Can I use my pension fund to pay for home extension?

Happy senior couple from behind looking at front of house and car

Ask the expert at Smith & Pinching about using a pension fund to pay for home improvements - Credit: Getty Images/iStockphoto

My latest statement about my pension shows that I have about £320,000 in my fund. I’m age 58 and not looking to retire for another 10 years. We would like to build an extension on our house and wonder if we can use some of my pension fund to pay for it. Is that a good idea?

Matthew Hinchliffe, Independent Financial Adviser with Smith & Pinching 

Matthew Hinchliffe, Independent Financial Adviser with Smith & Pinching - Credit: Smith & Pinching

Matthew Hinchliffe of Smith & Pinching responds:

Taking cash from your pension is certainly one of the options you might consider, particularly if you have no other savings or investments available.

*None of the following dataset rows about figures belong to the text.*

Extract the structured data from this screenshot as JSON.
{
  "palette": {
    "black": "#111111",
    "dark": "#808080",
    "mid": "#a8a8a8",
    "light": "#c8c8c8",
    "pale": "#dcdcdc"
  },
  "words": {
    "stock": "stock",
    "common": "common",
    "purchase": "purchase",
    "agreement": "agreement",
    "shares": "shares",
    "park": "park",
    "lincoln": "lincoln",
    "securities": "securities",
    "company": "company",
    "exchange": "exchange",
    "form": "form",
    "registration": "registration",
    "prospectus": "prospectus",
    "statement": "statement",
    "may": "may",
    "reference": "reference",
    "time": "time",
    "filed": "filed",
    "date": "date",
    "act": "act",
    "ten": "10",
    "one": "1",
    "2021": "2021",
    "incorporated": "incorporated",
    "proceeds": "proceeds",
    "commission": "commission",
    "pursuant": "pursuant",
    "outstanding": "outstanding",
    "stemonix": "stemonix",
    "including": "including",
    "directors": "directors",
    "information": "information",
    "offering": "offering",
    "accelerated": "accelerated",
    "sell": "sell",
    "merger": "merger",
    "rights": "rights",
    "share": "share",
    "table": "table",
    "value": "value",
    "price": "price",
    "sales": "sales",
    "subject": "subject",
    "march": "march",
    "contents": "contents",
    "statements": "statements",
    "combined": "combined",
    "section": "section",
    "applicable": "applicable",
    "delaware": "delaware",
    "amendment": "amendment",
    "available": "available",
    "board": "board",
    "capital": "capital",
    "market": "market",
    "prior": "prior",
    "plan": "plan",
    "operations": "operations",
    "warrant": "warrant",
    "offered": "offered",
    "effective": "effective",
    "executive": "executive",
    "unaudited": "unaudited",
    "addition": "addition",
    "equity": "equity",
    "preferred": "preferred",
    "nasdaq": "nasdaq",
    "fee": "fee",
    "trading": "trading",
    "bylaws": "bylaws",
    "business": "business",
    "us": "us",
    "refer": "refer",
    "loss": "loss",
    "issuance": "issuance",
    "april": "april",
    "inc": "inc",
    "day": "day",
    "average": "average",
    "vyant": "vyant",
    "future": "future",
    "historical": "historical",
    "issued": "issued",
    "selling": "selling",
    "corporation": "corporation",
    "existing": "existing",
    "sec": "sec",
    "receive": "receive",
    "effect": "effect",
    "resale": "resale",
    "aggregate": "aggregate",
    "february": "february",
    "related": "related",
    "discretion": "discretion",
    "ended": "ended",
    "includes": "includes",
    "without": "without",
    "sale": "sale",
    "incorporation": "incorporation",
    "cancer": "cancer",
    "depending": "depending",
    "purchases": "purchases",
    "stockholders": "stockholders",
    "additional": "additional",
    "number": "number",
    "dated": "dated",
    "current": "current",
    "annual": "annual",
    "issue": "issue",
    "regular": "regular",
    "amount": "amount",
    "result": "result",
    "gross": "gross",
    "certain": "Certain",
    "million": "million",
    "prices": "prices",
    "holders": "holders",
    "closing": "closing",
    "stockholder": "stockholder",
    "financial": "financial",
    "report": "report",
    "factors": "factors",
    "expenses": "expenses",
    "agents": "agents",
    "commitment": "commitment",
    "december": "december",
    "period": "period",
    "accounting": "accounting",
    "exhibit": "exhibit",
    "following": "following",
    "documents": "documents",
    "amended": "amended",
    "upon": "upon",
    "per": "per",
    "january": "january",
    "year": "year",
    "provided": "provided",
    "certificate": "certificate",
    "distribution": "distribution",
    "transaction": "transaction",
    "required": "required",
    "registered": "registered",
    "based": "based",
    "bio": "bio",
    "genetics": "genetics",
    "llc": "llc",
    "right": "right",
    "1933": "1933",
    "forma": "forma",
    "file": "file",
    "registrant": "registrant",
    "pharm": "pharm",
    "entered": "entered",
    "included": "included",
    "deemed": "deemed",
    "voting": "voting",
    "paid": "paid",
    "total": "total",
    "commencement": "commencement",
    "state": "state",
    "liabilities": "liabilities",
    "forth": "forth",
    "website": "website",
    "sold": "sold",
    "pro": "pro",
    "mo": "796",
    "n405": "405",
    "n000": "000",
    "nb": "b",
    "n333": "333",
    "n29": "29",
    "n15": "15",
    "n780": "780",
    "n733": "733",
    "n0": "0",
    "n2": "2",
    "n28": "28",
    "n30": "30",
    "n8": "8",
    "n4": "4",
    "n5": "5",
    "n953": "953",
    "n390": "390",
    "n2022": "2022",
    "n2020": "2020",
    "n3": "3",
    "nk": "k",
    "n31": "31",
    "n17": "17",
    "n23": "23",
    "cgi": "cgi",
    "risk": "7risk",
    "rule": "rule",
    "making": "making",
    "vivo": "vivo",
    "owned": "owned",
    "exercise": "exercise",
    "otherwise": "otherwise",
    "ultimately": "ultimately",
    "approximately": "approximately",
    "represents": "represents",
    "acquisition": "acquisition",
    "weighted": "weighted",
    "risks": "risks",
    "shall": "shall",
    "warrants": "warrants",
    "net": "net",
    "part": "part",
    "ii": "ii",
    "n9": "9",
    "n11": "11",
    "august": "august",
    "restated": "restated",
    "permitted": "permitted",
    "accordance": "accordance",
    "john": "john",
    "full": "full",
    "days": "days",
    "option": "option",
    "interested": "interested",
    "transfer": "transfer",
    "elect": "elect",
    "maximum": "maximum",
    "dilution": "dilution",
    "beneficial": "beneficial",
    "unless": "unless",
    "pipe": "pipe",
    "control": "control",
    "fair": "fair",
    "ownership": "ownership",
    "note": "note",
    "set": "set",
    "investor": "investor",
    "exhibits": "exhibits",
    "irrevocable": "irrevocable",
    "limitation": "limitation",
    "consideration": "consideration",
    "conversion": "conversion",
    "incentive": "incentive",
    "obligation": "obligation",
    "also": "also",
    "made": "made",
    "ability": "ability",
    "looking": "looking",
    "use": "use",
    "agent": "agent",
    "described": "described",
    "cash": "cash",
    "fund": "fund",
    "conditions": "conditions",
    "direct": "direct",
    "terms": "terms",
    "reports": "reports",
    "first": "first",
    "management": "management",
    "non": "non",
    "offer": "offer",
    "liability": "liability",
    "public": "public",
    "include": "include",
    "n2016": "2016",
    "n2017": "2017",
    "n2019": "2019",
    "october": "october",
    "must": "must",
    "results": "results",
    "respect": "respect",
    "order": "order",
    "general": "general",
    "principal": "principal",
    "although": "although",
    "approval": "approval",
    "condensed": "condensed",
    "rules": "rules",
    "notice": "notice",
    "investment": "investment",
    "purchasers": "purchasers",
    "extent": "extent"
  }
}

You can access your pension savings at any stage from the minimum retirement age of 55, although that is due to go up to age 57 on April 6, 2028.

From your question, I’m assuming that you have a Defined Contribution (DC) pension where the value of the fund is based on the contributions you and perhaps your employer have made to the fund, plus any tax relief and investment growth.

With a DC pension, you are entitled to take up to a quarter of the fund as a tax-free lump sum. This may well provide you with the resources you need for your extension, but it’s important to remember that any withdrawals you take from your pension fund before retirement will reduce the amount available to you to provide an income once you’ve retired.

If you take more than your tax-free cash entitlement, the excess will be counted as income for tax purposes and you would be likely to pay tax at your highest rate on it. In addition, you may trigger something called the Money Purchase Annual Allowance (MPAA) which would have a significant impact on what you can save into your pension in the remaining years of your working life. Once the MPAA has been triggered the amount you can contribute to your fund in the tax year drops to just £4,000 (as of April 2022). If you are making pension contributions and getting contributions from your employer to a workplace scheme, you may contravene the MPAA and suffer a tax charge as a result.

The alternative to a DC pension is a Defined Benefit (DB) pension where your pension benefits are calculated according to your salary and length of service. The tax-free cash rules may be different for some DB schemes. I suggest you take independent financial advice to work out if you can take the tax-free lump sum now and still achieve your retirement objectives.

Any opinions expressed in this article do not constitute advice. The value of an investment and the income from it could go down as well as up. The return at the end of the investment period is not guaranteed and you may get back less than you originally invested.